Avoid the impulses below, says scholar-healer Matthhieu Ricard, and you’ll be primed for lifelong happiness.

1. Becoming rich, powerful and famous.

2. Treating the universe as if it were a mail-order catalog by expecting it to gratify our every desire.

3. Yearning for the “freedom” to achieve every last wish. This is not freedom, but being the slave of your own thoughts.

4. Seeking too much pleasure. Pleasurable sensations soon become dull, and often become unpleasant.

5. Maliciously taking revenge on someone who has hurt you. By doing so, you become like them and poison your own mind.

6. Assuming that any one thing will make you happy. Such predictions usually don’t turn out to be true.

7. Expecting all praise and no criticism. Without criticism, you won’t progress.

8. To vanquish all your enemies. Animosity never brings happiness.

9. To never face adversity. Refraining from doing so will make you weak and vulnerable.

10. Expending all your effort on taking care of yourself alone. Altruism and compassion are the roots of genuine happiness.

Former geneticist Matthieu Ricard is a Buddhist monk, humanitarian and international bestselling author of Why Meditate: Working with Thoughts and Emotions.
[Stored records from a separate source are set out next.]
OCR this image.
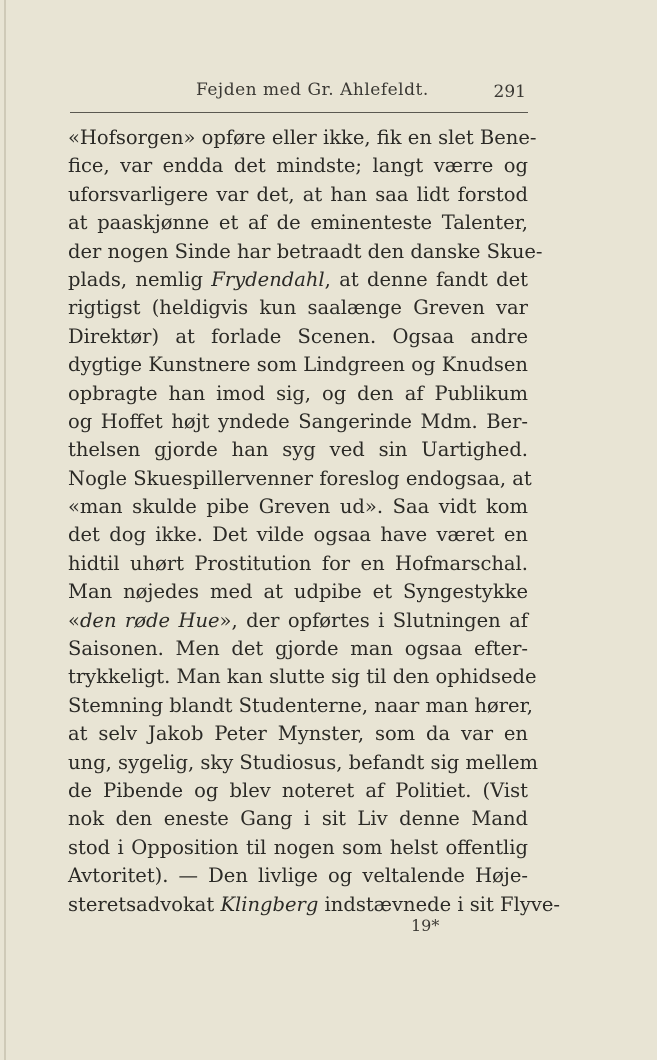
Fejden med Gr. Ahlefeldt.	291
«Hofsorgen» opføre eller ikke, fik en slet Bene-
fice, var endda det mindste; langt værre og
uforsvarligere var det, at han saa lidt forstod
at paaskjønne et af de eminenteste Talenter,
der nogen Sinde har betraadt den danske Skue-
plads, nemlig Frydendahl, at denne fandt det
rigtigst (heldigvis kun saalænge Greven var
Direktør) at forlade Scenen. Ogsaa andre
dygtige Kunstnere som Lindgreen og Knudsen
opbragte han imod sig, og den af Publikum
og Hoffet højt yndede Sangerinde Mdm. Ber-
thelsen gjorde han syg ved sin Uartighed.
Nogle Skuespillervenner foreslog endogsaa, at
«man skulde pibe Greven ud». Saa vidt kom
det dog ikke. Det vilde ogsaa have været en
hidtil uhørt Prostitution for en Hofmarschal.
Man nøjedes med at udpibe et Syngestykke
«den røde Hue», der opførtes i Slutningen af
Saisonen. Men det gjorde man ogsaa efter-
trykkeligt. Man kan slutte sig til den ophidsede
Stemning blandt Studenterne, naar man hører,
at selv Jakob Peter Mynster, som da var en
ung, sygelig, sky Studiosus, befandt sig mellem
de Pibende og blev noteret af Politiet. (Vist
nok den eneste Gang i sit Liv denne Mand
stod i Opposition til nogen som helst offentlig
Avtoritet). — Den livlige og veltalende Høje-
steretsadvokat Klingberg indstævnede i sit Flyve-
19*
Visit him on the web at matthieuricard.org.

4 comments so far.

  1. avatar Joan Larsen says:

    I have found that life has more twists and turns than one can believe – with roller coaster aspects that test the strongest of us sorely.   I have found that is of the utmost of importance that we pick and choose our friends, looking for those who see the world through eyes of sunshine, of the positive.  We are never stronger or happier by stooping to the level of those that thrw barbs at us.  More often than not, those people are jealous of how we conduct ourselves – conduct ourselves with dignity, not self indulgent but finding that – inside – we have a largesse of giving to others that is probably the most fulfilling parts of our own lives, making us feel very very good.

    Like it or not, we are constantly learning on the road of life.  Its bumps happen to us all with only the story different.  People don’t want to be around “the poor me” sort of person as most of us could blow others away with our own tales.  But we don’t, unless we see it as a helful mode to make our friend think and also move forward. 

    While situations we have are heartrending, killing, seemingly never ending, we are in far better shape if we take but baby steps forward out of the morasse.  Like the child’s book that tells us “I think I can, I think I can”, we find that if we can make the turns in the road, we can see our own glimpses of sunshine through the clouds . . . and THEN, the rainbow.  The author’s list is more succinct than mine – and perhaps I could add a few more paradoxes – but I believe that his words resound.  . and are crucial to be able to live the good life.

  2. avatar Chris Glass` says:

    Challenges in life make the fruit sweeter. We appreciate the things we have to work for because we know what they cost. This list is very on target for all of us.

  3. avatar Jim Martin says:

    Is this supposed to be news? It sounds like vapid old New Age baloney to me.

    Life is for living, not for channeling into some weird state in which all desires are moderated and controlled, including the desire for revenge when wronged. Frustration is just as valuable an experience as serenity is, particularly when the serenity is unnatural, which it practically always is. That is why I am no longer a Buddhist.

    I’ll keep reading the gloriously human Margo Howard and skip this guy.

  4. avatar BeanCounter says:

    indiscriminatory altruism doesn’t work if the object of your all-giving-goodness is a hateful bunch of A-holes (i.e. most people that I meet).   God, this article was so lame.  Most people will agree with this guy because they honestly don’t want to live their life….they want others to live it for them, so they’ll scream about altruism, hoping to catch a sucker who will pay for their life until they croak.    blech!   I haven’t been this sick since seeing that last Ronald REAGAN film!